Life is a progression. You could never stop it with the taxes. How about a Tax-free Fixed Deposit?
Is there a Future in Fixed Deposits?
Investment is the core of the future. Turn your investments into your weapons using Fixed Deposits (FD). FDs are offered not only by banks but also the non-banking financial companies. FDs work for a fixed period. We invest money for a specific period or tenure. When the maturity has been reached, we get back the sum invested with higher interests; the interest rates here are much greater than in a savings account.
Fixed Deposit Deposits also have various names in various countries. However, it is called a term deposit in multiple countries – countries like Canada, Australia, and New Zealand. It works the same as Fixed Deposit, just like the one in India and the United States, which is again similar to the term bond or as it is called in the United Kingdom.
Depending on the bank and economic status, the interest rates are fixed. Some banks require us to create a separate account. The interest rates may vary from 3 to 8 percent (subject to change based on the bank and country). The tenure varies from days to years.
However, we can choose the period and amount to be invested from the options that are available – it will usually range from 7 days to 10 years. As the name says, the money cannot be withdrawn or removed from the account for a fixed period that was predetermined by you.
After the period ends, you will receive the amount as a lump sum which includes the investment and interest given by the bank.
There are many features of a fixed deposit. But, before we dive right into that – you need to know that you must spend money wisely. Let your cash rotate around investments when the world revolves around money.

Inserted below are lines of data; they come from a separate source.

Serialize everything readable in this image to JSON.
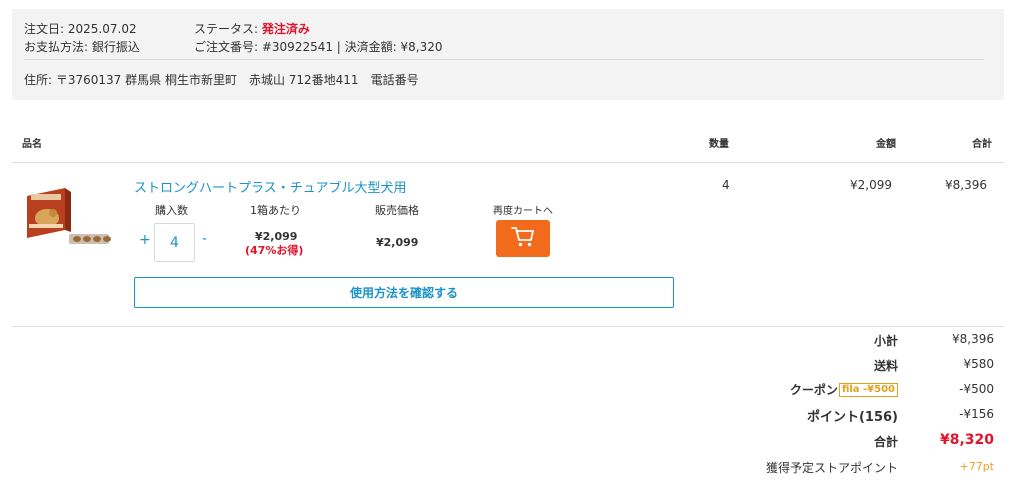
{
  "order_info": {
    "order_date_label": "注文日:",
    "order_date": "2025.07.02",
    "payment_label": "お支払方法:",
    "payment_method": "銀行振込",
    "status_label": "ステータス:",
    "status_value": "発注済み",
    "order_number_text": "ご注文番号: #30922541 | 決済金額: ¥8,320",
    "address_label": "住所:",
    "address": "〒3760137 群馬県 桐生市新里町　赤城山 712番地411　電話番号"
  },
  "table_header": {
    "product": "品名",
    "quantity": "数量",
    "amount": "金額",
    "total": "合計"
  },
  "product": {
    "name": "ストロングハートプラス・チュアブル大型犬用",
    "purchase_qty_label": "購入数",
    "per_box_label": "1箱あたり",
    "selling_price_label": "販売価格",
    "recart_label": "再度カートへ",
    "qty_plus": "+",
    "qty_minus": "-",
    "qty_value": "4",
    "per_box_price": "¥2,099",
    "discount_text": "(47%お得)",
    "selling_price": "¥2,099",
    "usage_button": "使用方法を確認する",
    "quantity": "4",
    "amount": "¥2,099",
    "total": "¥8,396"
  },
  "summary": {
    "subtotal_label": "小計",
    "subtotal_value": "¥8,396",
    "shipping_label": "送料",
    "shipping_value": "¥580",
    "coupon_label": "クーポン",
    "coupon_tag": "fila -¥500",
    "coupon_value": "-¥500",
    "points_label": "ポイント(156)",
    "points_value": "-¥156",
    "total_label": "合計",
    "total_value": "¥8,320",
    "store_points_label": "獲得予定ストアポイント",
    "store_points_value": "+77pt"
  },
  "colors": {
    "accent_blue": "#1a93c8",
    "status_red": "#e0142b",
    "cart_orange": "#f26a1b",
    "coupon_gold": "#e0a21c"
  }
}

Let the investments build your future. The future in Fixed Deposits is as safe as a good savings plan.
Note: Please always consult your financial advisor before making any financial decision.

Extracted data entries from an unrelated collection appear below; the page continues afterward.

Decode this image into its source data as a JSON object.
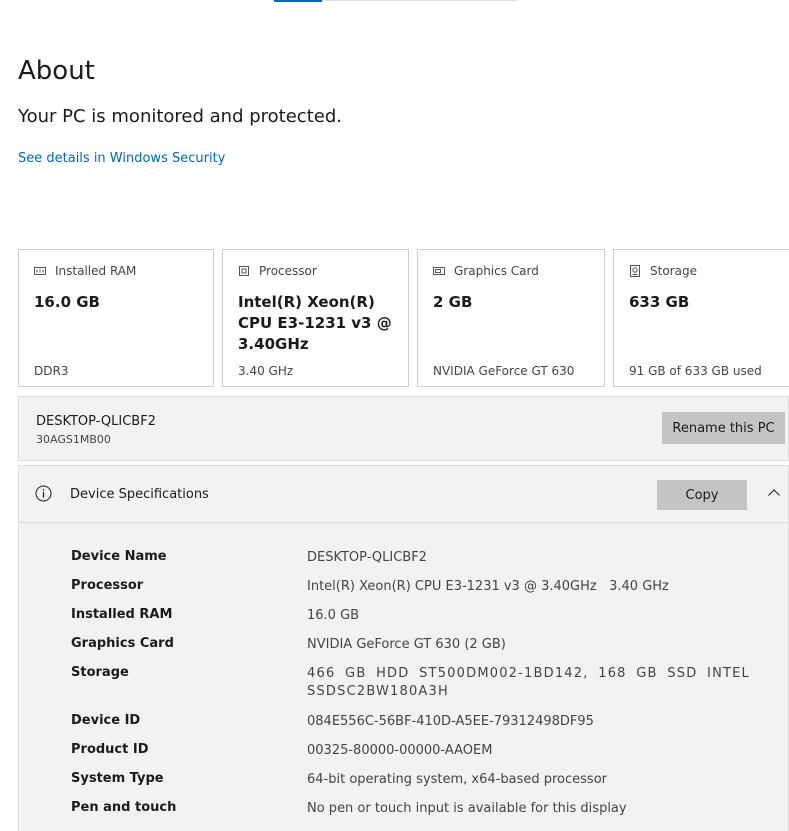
{
  "about": {
    "title": "About",
    "status": "Your PC is monitored and protected.",
    "security_link": "See details in Windows Security"
  },
  "cards": [
    {
      "icon": "ram-icon",
      "label": "Installed RAM",
      "value": "16.0 GB",
      "detail": "DDR3"
    },
    {
      "icon": "processor-icon",
      "label": "Processor",
      "value": "Intel(R) Xeon(R) CPU E3-1231 v3 @ 3.40GHz",
      "detail": "3.40 GHz"
    },
    {
      "icon": "graphics-card-icon",
      "label": "Graphics Card",
      "value": "2 GB",
      "detail": "NVIDIA GeForce GT 630"
    },
    {
      "icon": "storage-icon",
      "label": "Storage",
      "value": "633 GB",
      "detail": "91 GB of 633 GB used"
    }
  ],
  "pc": {
    "name": "DESKTOP-QLICBF2",
    "model": "30AGS1MB00",
    "rename_label": "Rename this PC"
  },
  "specs": {
    "title": "Device Specifications",
    "copy_label": "Copy",
    "rows": [
      {
        "label": "Device Name",
        "value": "DESKTOP-QLICBF2"
      },
      {
        "label": "Processor",
        "value": "Intel(R) Xeon(R) CPU E3-1231 v3 @ 3.40GHz   3.40 GHz"
      },
      {
        "label": "Installed RAM",
        "value": "16.0 GB"
      },
      {
        "label": "Graphics Card",
        "value": "NVIDIA GeForce GT 630 (2 GB)"
      },
      {
        "label": "Storage",
        "value": "466 GB HDD ST500DM002-1BD142, 168 GB SSD INTEL SSDSC2BW180A3H"
      },
      {
        "label": "Device ID",
        "value": "084E556C-56BF-410D-A5EE-79312498DF95"
      },
      {
        "label": "Product ID",
        "value": "00325-80000-00000-AAOEM"
      },
      {
        "label": "System Type",
        "value": "64-bit operating system, x64-based processor"
      },
      {
        "label": "Pen and touch",
        "value": "No pen or touch input is available for this display"
      }
    ]
  },
  "colors": {
    "accent": "#0067c0",
    "panel_bg": "#f2f2f2",
    "button_bg": "#c4c4c4"
  }
}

Wondering If Fixed Deposits Are Taxable In India?
According to the Income Tax Act – of 1961, interest on Fixed Deposits is also treated as income from other sources, and hence, it is fully taxable. So, if this is what you were thinking about all along, you can be sure of it now.

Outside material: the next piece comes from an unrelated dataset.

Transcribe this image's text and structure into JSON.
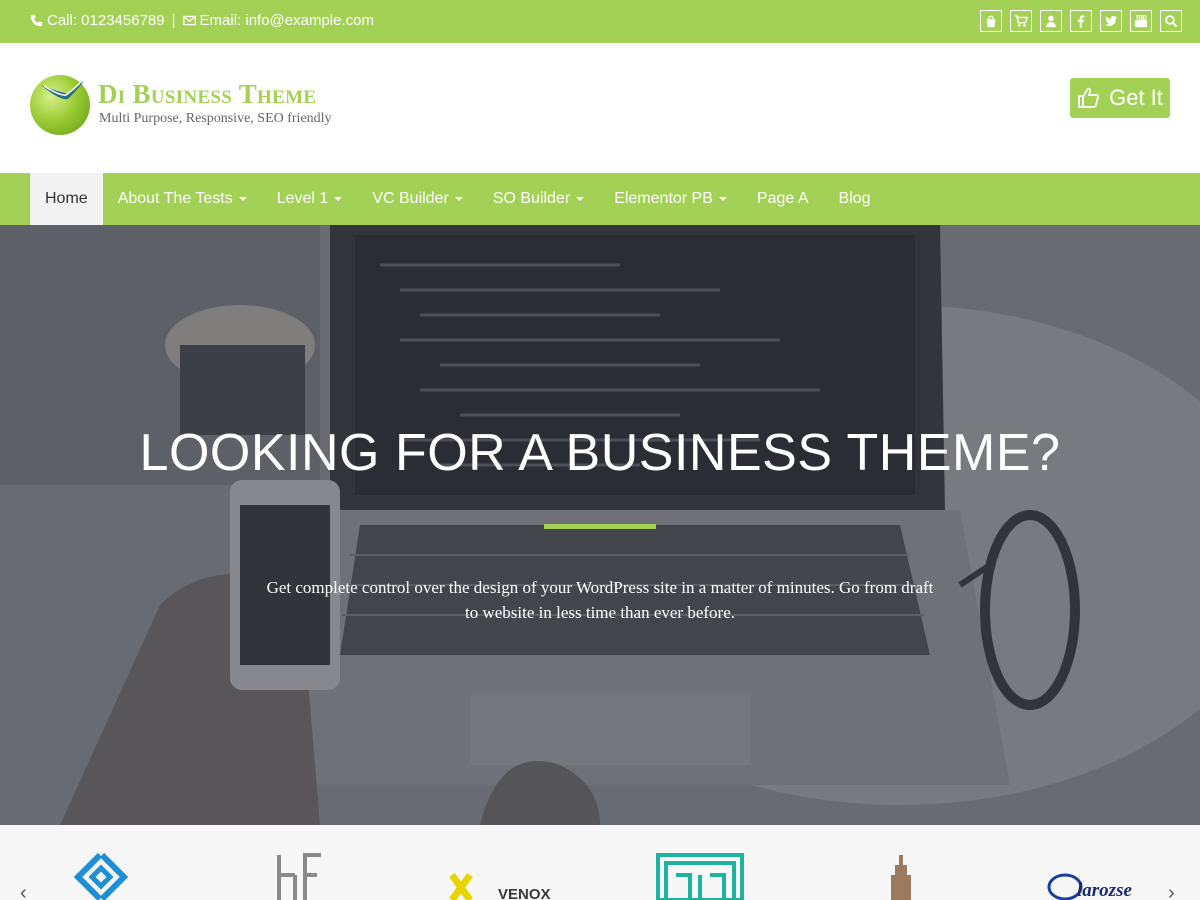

But there is the perk of Form 15G and Form 15H – for some tax benefits, which we will talk about later in this article.
The taxes are based on our gross annual income. Similarly, the Fixed Deposit interest earnings are included in our gross yearly income, and the tax liability is estimated, following the prevailing tax laws.
How to check If we are liable to pay Tax on our Fixed Deposit?
Taxes and Conditions change frequently based on our economic conditions and the working of the banks. Always have a PAN account before having a bank account, as it serves as proof and saves us from heavy taxes. However, from April 2019 onwards, if the interest on Fixed Deposit is more than 40,000 rupees, then the PAN users would be liable to pay supposedly 10% tax, and non-PAN users would be responsible for paying 20% tax on the total interest earned.
This interest would be deducted as TDS (Tax deducted at source) at the time of credit of annual interest. The upper limit of 40,000 rupees is not applicable on aggregate earnings but is for the individual Fixed Deposits.
How does Tax Deducted At Source (TDS) on Fixed Deposit work?
The Tax on Fixed Deposit Interest is deducted as Tax Deducted at Source (TDS) at the time of annual interest credit. The bank will automatically charge TDS (Tax Deducted at Source) on the interest earned on your Fixed Deposit in a given year. To distribute the burden of tax payment – the Tax is imposed every year on the interest earned. The issuer deducts the TDS (Tax Deducted at Source) when a claim is made but not when the appeal is received.
However, the total Tax on FD is calculated according to the income tax slab of that particular year.
Can You Avoid Taxes on your FD?
Tax is collected for the welfare of our society. But the Tax is not imposed as a burden on the society. Still, it could become exhaustive and tiresome sometimes; that’s why you can use some perks along the way.
- Tax Deducted at Source (TDS) applies to all the interest income earned in India, including the Fixed Deposits. In every financial year – if the income that is earned by a person through interest exceeds 10,000 rupees, the applicant or the account holder will have to pay the Tax, and it is mandatory. However – if the interest earned is less than Rs. 10,000, the account holder will not have to pay any tax.
- If the interest earned from Fixed Deposits and the total taxable income earned by a person during the financial year is not more than the prescribed taxable limit, you need to submit form 15G or 15H, which is applicable.
Differences between form 15G and 15H – Form 15G is for the public other than senior citizens, while Form 15H is for senior citizens. The applicant for form 15G must be a resident of India for 60 years or less, and their income should not be more than the prescribed tax limit. Form 15H could only be filled by an Indian resident above 60 years of age and must fall below the prescribed tax limit.
- Good Managing skills can save us from taxes by making investments so that it does not exceed 10,000 rupees in one year. For example, one could invest in a one-year Fixed Deposit in the month of October – in such a manner; that the financial year would be split into two as the financial year ends on 31st March. You can save TDS on your investment.
The Bottom Line
A person is liable to pay Tax only when the interest is above ten thousand rupees. On the contrary, the schemes and amounts can change every financial year depending on the societal income. So by avoiding the higher Fixed Deposits, we can avoid paying taxes.